About this brain cancer and neuropharmacology research news
Author: Andrea Ari Castaneda
Source: UT San Antonio
Contact: Andrea Ari Castaneda – UT San Antonio
Image: The image is credited to Neuroscience News
Original Research: Open access. “Inhibition of Cysteine Proteases via Thiol-Michael Addition Explains the Anti-SARS-CoV-2 and Bioactive Properties of Arteannuin B” by Valerie Sponsel et al., Journal of Natural Products. The study reports isolation of arteannuin B derivatives from A. annua extracts, chemical and spectroscopic characterization, and biochemical assays demonstrating covalent cysteine modification and time-dependent inhibition of target proteases.
Abstract
Inhibition of Cysteine Proteases via Thiol-Michael Addition Explains the Anti-SARS-CoV-2 and Bioactive Properties of Arteannuin B
Artemisia annua produces artemisinin and other sesquiterpenoids. Extracts from A. annua include arteannuin B and related compounds that have been investigated for antiviral and anticancer activities. In controlled extractions with methanol and dichloromethane, a methyl ester derivative of arteannuin B was observed, consistent with solvent-mediated addition reactions. Experiments with thiol reagents demonstrated 1,4-addition (a thiol–Michael reaction) under appropriate conditions.

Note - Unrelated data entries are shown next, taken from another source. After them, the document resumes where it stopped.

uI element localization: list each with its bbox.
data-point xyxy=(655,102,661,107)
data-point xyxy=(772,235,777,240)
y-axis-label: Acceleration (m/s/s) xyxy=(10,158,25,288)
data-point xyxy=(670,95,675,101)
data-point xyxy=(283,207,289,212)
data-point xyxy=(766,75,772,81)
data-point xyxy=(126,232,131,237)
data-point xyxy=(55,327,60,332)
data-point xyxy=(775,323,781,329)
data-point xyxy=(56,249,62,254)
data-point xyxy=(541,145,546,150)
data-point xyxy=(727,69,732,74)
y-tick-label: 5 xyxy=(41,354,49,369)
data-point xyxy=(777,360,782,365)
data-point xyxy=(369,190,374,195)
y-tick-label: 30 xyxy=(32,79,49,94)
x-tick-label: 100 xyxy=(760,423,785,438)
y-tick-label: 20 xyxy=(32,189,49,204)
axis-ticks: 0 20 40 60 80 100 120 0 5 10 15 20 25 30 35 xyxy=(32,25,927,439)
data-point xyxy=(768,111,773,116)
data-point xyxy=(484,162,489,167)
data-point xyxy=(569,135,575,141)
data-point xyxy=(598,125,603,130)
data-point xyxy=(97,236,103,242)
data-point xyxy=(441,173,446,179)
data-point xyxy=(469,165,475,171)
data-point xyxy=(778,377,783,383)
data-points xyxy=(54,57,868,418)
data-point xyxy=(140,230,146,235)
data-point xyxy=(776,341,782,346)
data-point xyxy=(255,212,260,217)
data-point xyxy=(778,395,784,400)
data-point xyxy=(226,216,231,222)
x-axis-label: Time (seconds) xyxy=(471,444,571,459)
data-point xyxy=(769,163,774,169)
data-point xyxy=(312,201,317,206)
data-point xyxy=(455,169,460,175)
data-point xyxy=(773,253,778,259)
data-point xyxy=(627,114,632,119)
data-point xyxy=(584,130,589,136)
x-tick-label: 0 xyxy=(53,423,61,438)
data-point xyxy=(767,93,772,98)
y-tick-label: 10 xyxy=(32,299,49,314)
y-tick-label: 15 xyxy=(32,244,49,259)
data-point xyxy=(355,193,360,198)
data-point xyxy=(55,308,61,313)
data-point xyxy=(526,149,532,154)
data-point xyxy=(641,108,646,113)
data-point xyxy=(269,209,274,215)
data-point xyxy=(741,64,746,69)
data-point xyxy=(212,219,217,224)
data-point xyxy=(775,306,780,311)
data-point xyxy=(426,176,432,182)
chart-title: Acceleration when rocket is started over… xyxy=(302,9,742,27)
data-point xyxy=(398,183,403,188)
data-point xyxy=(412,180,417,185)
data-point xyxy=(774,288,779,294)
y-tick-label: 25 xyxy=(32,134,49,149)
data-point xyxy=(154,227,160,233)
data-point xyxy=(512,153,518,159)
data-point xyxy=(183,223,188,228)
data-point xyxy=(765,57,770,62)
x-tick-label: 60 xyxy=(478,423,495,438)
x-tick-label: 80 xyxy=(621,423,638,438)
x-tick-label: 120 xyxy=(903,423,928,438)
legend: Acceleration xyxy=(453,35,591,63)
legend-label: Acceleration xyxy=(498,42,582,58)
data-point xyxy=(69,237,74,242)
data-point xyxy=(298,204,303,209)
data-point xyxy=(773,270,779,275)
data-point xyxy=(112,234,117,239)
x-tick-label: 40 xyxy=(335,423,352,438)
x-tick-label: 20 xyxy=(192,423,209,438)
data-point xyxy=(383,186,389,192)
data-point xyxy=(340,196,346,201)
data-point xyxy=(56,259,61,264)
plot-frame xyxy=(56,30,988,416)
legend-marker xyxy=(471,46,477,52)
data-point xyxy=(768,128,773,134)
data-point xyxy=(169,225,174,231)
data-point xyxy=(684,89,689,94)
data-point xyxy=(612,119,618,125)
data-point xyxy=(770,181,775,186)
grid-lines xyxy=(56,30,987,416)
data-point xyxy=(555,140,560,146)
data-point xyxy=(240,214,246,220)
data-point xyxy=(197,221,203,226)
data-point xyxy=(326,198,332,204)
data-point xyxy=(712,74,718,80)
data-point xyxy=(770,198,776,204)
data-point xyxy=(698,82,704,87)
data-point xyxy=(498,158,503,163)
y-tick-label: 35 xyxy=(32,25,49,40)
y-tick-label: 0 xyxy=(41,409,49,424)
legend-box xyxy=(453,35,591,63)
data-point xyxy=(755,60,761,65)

Biochemical assays showed arteannuin B inhibits the SARS-CoV-2 main protease (NSP5) in a time-dependent manner, and mass spectrometry indicated covalent bond formation with the active-site cysteine residue. Complementary assays with caspase-8, a cysteine protease relevant to glioblastoma, produced comparable results: time-dependent inhibition and evidence of cysteine adduction at the enzyme’s active site. Collectively, these findings provide a mechanistic explanation for certain antiviral and cytotoxic properties of A. annua extracts and identify arteannuin B as a bioactive scaffold worthy of further investigation.